My point is that none of these tools know what kind of file you just uploaded, there's no personal file filter. A bank statement and a generic research doc get handled exactly the same way, and I find that a little hard to ignore.

So, how do I handle my private documents now?

The local setup I switched to

My actual setup for anything personal is my local LLM through LM Studio. Nothing I type into it leaves my machine, so no retention windows or terms of service clauses about how my inputs might be used down the line. The privacy aspect is not even why I got started with local LLMs to be completely honest (it was primarily curiosity), but it quickly became apparent that it's a good reason to keep using local models. For many, using local AI for sensitive documents is the whole point of going local. For reference, my primary local model is Qwen 3.5 9B, but I also still use gpt-oss 20B from time to time.

The document handling is more capable than I expected going in. LM Studio has had built-in document support for a while now - attach a file and if it fits inside the model's context window, the whole thing gets loaded directly into the prompt. If it's too long for that, it switches to RAG, chunking the document and pulling the most relevant sections based on what you're asking. It's not as seamless as NotebookLM for very long files, but for a shorter health report or a contract, it handles it without issue. I also have Brave Search MCP hooked up, so if the model needs outside context or up to date info to make sense of something in the document, it can pull from the web mid-conversation without me having to switch tools or add my personal information into a search engine.

That's pretty much all there is to it. Moreover, I'm not signed into a Microsoft account so this doesn't affect me, but it's worth checking if you are - OneDrive syncs certain folders automatically by default, so your files might not be as local as you think. At first I just didn't want to deal with Microsoft's setup prompts, but now I'm keeping a local-only Windows account on purpose. For syncing to my other devices, I use Syncthing, it exposes minimal metadata and performs no server-side decryption or telemetry unless explicitly enabled. As for backup: my tried and true, encrypted little physical hard drive. There's no need for massive cloud storage for text and PDF files.

The context ceiling is real

But the documents worth protecting aren't usually the long ones anyway

The honest limitation is context. I can push my local model to a 60k context window with my small GPU. It's a lot, or at least, it sounds like a lot until you factor in that back-and-forth for a working session can add up fast, especially if you're coming at it with information you don't understand at all, like a genetics test. So it's worth being mindful of your prompts to ensure you get better answers without wasting tokens on reprompting.

The other thing is long documents. Something like NotebookLM will almost always handle it more reliably because it has a context ceiling that's hard to compete with locally. For these situations, the solution is simple: split up the docs. There are self-hosted tools available for this, such as OmniTools, so you can stay in control of the data. I've only had to do that once or twice with a personal document though; most of the time the types of documents I'm talking about here are pretty small.
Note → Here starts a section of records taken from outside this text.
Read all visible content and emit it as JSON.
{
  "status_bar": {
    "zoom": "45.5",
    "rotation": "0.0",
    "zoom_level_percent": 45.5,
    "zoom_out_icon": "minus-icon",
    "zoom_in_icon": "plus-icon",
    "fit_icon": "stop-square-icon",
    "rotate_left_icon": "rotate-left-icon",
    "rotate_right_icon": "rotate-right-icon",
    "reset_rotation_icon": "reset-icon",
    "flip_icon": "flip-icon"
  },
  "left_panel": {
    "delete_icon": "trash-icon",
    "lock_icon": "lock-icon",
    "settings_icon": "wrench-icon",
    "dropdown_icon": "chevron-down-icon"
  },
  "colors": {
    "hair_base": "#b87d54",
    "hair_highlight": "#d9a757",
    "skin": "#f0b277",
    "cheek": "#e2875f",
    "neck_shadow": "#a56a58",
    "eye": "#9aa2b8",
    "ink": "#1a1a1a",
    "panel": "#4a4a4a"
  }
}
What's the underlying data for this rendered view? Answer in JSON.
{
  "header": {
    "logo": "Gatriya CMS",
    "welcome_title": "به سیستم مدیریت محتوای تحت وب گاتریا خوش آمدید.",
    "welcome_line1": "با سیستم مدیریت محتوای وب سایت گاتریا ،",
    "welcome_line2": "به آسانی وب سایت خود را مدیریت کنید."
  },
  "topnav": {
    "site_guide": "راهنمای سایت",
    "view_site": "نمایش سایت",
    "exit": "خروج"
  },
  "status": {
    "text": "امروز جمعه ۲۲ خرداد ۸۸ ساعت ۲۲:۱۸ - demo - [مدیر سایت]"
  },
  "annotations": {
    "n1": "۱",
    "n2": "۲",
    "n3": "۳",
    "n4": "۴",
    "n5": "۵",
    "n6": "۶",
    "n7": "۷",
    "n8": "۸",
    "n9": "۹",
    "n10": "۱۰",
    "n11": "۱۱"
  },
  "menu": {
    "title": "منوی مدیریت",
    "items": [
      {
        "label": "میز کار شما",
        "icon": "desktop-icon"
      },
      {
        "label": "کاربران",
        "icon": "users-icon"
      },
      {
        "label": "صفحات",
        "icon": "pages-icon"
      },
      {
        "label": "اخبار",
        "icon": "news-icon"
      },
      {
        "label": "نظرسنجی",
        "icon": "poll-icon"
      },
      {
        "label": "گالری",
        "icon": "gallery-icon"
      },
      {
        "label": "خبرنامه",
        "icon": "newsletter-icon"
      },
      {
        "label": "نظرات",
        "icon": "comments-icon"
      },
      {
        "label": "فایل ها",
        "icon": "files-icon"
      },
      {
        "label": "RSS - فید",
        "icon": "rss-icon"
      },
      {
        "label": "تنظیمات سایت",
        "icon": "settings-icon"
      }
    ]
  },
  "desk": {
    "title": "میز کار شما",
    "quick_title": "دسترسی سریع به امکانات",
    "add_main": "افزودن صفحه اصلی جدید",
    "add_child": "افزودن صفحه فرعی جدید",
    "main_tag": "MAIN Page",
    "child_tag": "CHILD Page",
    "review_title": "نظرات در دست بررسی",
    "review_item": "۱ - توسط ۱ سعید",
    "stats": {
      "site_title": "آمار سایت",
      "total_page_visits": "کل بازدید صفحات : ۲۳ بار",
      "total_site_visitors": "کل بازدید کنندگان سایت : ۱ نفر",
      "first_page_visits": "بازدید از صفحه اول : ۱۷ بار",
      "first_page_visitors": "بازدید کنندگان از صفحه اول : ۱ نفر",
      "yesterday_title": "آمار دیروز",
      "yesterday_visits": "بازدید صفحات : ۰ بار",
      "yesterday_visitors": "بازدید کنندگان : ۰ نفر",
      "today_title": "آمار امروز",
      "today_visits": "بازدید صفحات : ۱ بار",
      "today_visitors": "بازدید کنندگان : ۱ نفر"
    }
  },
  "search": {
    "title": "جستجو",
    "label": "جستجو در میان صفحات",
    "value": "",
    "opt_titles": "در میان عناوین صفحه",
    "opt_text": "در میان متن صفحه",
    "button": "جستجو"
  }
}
The setup is worth it for the files that matter

For most files it genuinely doesn't matter where they get processed, least not to me. But there's a specific category where it does, and "trust us, we de-identify it" stops being a satisfying answer once you've actually read the privacy policy. The local setup isn't without limits - your hardware will dictate what you can actually run and how long your sessions can get. But I pretty much have a new criteria now: if I wouldn't feel comfortable with a stranger seeing it, I probably shouldn't upload it to cloud AI either.